Alle auteurs en wetenschappers die wij hebben aangehaald hebben iets gemeen: ze lieten zich op enig moment overweldigen door de kracht en reikwijdte van taal. Het zijn zij geweest die de taal vorm hebben gegeven en daarna creatief ingekleurd. Daarmee hebben zij op hun beurt weer talloze mensen geïnspireerd. Laten wij deze verhalen doorvertellen, zodat volgende generaties en generaties daarna daar ook weer van profiteren.

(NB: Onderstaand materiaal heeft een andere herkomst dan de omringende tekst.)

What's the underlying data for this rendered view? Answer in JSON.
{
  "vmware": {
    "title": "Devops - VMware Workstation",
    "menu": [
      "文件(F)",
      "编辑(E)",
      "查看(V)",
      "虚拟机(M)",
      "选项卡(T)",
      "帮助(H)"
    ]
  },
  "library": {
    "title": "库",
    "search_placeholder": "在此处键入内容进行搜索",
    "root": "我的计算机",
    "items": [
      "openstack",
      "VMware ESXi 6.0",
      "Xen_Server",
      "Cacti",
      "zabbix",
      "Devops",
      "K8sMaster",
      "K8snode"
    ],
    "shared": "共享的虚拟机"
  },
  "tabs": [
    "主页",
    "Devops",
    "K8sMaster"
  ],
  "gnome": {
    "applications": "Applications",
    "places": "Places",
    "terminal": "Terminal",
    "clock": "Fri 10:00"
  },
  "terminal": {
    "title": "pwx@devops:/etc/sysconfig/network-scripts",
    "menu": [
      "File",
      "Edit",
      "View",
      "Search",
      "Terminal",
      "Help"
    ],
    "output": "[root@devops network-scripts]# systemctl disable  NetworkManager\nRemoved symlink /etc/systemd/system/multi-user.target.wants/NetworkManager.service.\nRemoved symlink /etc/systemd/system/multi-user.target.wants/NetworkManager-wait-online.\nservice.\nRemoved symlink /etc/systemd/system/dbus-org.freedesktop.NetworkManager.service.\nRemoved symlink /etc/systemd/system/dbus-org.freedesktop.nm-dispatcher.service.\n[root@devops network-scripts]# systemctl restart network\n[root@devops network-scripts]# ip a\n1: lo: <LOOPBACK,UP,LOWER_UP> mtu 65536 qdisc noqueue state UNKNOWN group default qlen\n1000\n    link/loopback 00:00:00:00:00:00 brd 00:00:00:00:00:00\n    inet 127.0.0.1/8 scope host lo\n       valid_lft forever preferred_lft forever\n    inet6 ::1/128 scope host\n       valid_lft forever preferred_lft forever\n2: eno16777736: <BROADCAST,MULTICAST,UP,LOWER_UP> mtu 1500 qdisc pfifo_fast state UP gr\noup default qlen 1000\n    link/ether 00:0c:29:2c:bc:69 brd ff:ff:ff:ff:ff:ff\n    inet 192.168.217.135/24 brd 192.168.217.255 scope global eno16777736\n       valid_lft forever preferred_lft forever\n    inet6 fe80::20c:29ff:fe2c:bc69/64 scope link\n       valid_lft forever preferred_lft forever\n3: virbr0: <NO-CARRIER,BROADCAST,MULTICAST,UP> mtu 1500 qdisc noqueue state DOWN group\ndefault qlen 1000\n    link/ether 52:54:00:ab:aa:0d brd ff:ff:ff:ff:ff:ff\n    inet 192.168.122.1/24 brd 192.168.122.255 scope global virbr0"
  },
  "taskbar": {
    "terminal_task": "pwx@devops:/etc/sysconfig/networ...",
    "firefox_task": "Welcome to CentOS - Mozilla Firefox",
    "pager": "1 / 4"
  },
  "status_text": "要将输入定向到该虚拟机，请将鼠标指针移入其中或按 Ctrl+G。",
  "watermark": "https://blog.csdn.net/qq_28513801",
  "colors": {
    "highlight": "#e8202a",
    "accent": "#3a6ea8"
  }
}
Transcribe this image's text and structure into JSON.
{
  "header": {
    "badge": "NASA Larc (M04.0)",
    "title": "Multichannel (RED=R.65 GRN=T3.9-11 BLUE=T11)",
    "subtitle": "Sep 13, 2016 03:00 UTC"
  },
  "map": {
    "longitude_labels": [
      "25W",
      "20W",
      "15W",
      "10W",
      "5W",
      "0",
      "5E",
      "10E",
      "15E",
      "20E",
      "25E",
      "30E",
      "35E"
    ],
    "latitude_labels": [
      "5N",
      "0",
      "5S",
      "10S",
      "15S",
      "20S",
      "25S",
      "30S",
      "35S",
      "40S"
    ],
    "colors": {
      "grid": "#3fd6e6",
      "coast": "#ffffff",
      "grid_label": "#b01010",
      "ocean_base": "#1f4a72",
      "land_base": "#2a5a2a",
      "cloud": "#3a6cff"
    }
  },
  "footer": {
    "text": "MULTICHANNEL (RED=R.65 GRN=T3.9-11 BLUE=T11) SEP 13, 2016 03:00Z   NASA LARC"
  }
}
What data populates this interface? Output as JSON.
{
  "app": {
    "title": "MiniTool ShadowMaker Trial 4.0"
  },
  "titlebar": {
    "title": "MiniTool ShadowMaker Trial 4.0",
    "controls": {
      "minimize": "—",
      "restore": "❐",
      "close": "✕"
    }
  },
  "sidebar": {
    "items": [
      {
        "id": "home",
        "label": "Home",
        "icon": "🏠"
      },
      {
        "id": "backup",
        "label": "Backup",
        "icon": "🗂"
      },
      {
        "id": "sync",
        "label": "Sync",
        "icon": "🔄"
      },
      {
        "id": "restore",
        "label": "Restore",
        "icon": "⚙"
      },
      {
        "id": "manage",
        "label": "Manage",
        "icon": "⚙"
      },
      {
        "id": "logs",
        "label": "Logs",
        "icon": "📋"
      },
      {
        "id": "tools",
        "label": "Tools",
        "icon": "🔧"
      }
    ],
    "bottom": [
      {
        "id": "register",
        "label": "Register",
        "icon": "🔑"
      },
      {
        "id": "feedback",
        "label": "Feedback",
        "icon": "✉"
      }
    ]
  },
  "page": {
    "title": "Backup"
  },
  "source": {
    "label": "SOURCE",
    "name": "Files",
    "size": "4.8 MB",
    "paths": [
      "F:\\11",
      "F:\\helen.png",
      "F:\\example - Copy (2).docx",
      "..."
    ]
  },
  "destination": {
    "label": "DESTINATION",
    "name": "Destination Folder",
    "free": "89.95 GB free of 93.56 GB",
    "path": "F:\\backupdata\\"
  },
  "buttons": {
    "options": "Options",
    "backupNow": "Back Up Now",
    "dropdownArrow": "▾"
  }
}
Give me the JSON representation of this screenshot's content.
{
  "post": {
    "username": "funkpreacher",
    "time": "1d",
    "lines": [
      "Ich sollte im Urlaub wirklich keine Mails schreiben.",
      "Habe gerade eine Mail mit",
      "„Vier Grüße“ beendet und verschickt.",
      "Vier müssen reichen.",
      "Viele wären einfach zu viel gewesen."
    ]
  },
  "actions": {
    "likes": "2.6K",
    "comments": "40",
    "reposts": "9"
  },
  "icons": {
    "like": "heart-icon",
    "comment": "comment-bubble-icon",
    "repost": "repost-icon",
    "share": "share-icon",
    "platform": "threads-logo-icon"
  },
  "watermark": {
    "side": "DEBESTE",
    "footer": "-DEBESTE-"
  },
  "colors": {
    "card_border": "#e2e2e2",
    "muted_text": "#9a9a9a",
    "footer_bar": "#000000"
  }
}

En ja, daar is inderdaad (minstens) een uurtje meer voor nodig.
DirkJan zegt
Dit sluit aan bij een (achtergrond)artikel dat vandaag op nu.nl verscheen. Hierin luiden universiteiten, docenten en de Taalunie de noodklok bij de dramatische afname van het aantal studenten Nederlands aan de universiteiten.
De oorzaak wordt gezocht in het slechte onderwijs van het vak Nederlands op de middelbare school, wat zeker zo zal zijn, maar ik denk dat er ook een hele cultuuromslag onder jongeren plaatsvindt waarbij ze nog maar weinig of geen interesse hebben in cultuur- en geesteswetenschappen en zich vooral richten op exacte vakken.
Ik hoop dat het tij is te keren met de taskforce met aanbevelingen om het schoolvak Nederlands boeiender te maken en misschien dat de Taalunie toch uit zijn onzichtbare schulp naar jongeren toe moet kruipen. Maar die schijnen dat als missie al te hebben opgegeven.
https://www.nu.nl/binnenland/5457191/aantal-studenten-vak-nederlands-kiest-dramatisch-afgenomen.html
Bart de Coo zegt
Veel te vaag, te abstract, te academisch, te ambitieus en te moeilijk. We moeten vooral gaan inzien dat onderwijs op de eerste plaats over kennis gaat. We zijn al een heel end als we het onderdeel ‘leesvaardigheid’ eruit werken – lezen is immers vooral een kenniskwestie – en vervangen door enige elementaire taalkundige inzichten. Probeer dat nou eerst eens te regelen. (Lukt je toch niet)
DirkJan zegt
Ik lees dat voortdurend, meer aandacht voor taalkunde leidt tot een interessanter vak Nederlands op school en tot meer studenten aan de universiteit. Ik zou dan wel willen weten wat de motieven van de jongeren zijn die voor een studie Nederlands kiezen. Vroeger was dat volgens mij vooral vanwege de literatuur en letterkunde, misschien is dat nu ook nog zo?
Lucas Seuren zegt
Dat onderwijs over kennis gaat is volgens mij probleem nummer één van al het onderwijs.
Melchior Vesters zegt
@Bart: wat een onzinnige kritiek. Te vaag? De auteurs geven concrete voorbeelden. Te academisch/moeilijk? De auteurs pleiten voor een betere afstemming tussen schoolvak en wetenschap, hetgeen sowieso voor het vwo logisch is maar in vereenvoudigde vorm ook op andere vo-niveaus in te zetten is. Te ambitieus? Jijzelf geeft een nobel streven aan (een wending weg van de overmatige nadruk op vaardigheden) dat je evenwel onhaalbaar acht, waarom wijs je dan op de splinter in andermans oog?
Waar ik het overigens wel mee eens ben, is dat je lijkt te wijzen op onderwijspolitiek die het moeilijk/onmogelijk maakt om het schoolvak op een betere manier in te richten dan momenteel het geval is. Mijns inziens moet iedereen die het onderwijs wil verbeteren zich in de politieke achtergrond ervan verdiepen: dan kom je er dan snel genoeg achter dat een centraal geleide verbetering op korte termijn onhaalbaar is. Oftewel: dat het aankomt op individuele leraren die hun secties moeten meekrijgen in het durven kiezen voor meer vakinhoud en tegen het huidige – cultureel armoedige – lopendebandwerk.
De basis van succesvol onderwijs ligt niet op centraal niveau; daar moet slechts gefaciliteerd worden wat door teams van (vakinhoudelijk kundige!) mensen in de praktijk wordt gerealiseerd. De waarde van het pleidooi van de auteurs zit voor mij dan ook in de inspiratie die op individueel en vervolgens sectieniveau eruit kan worden opgedaan.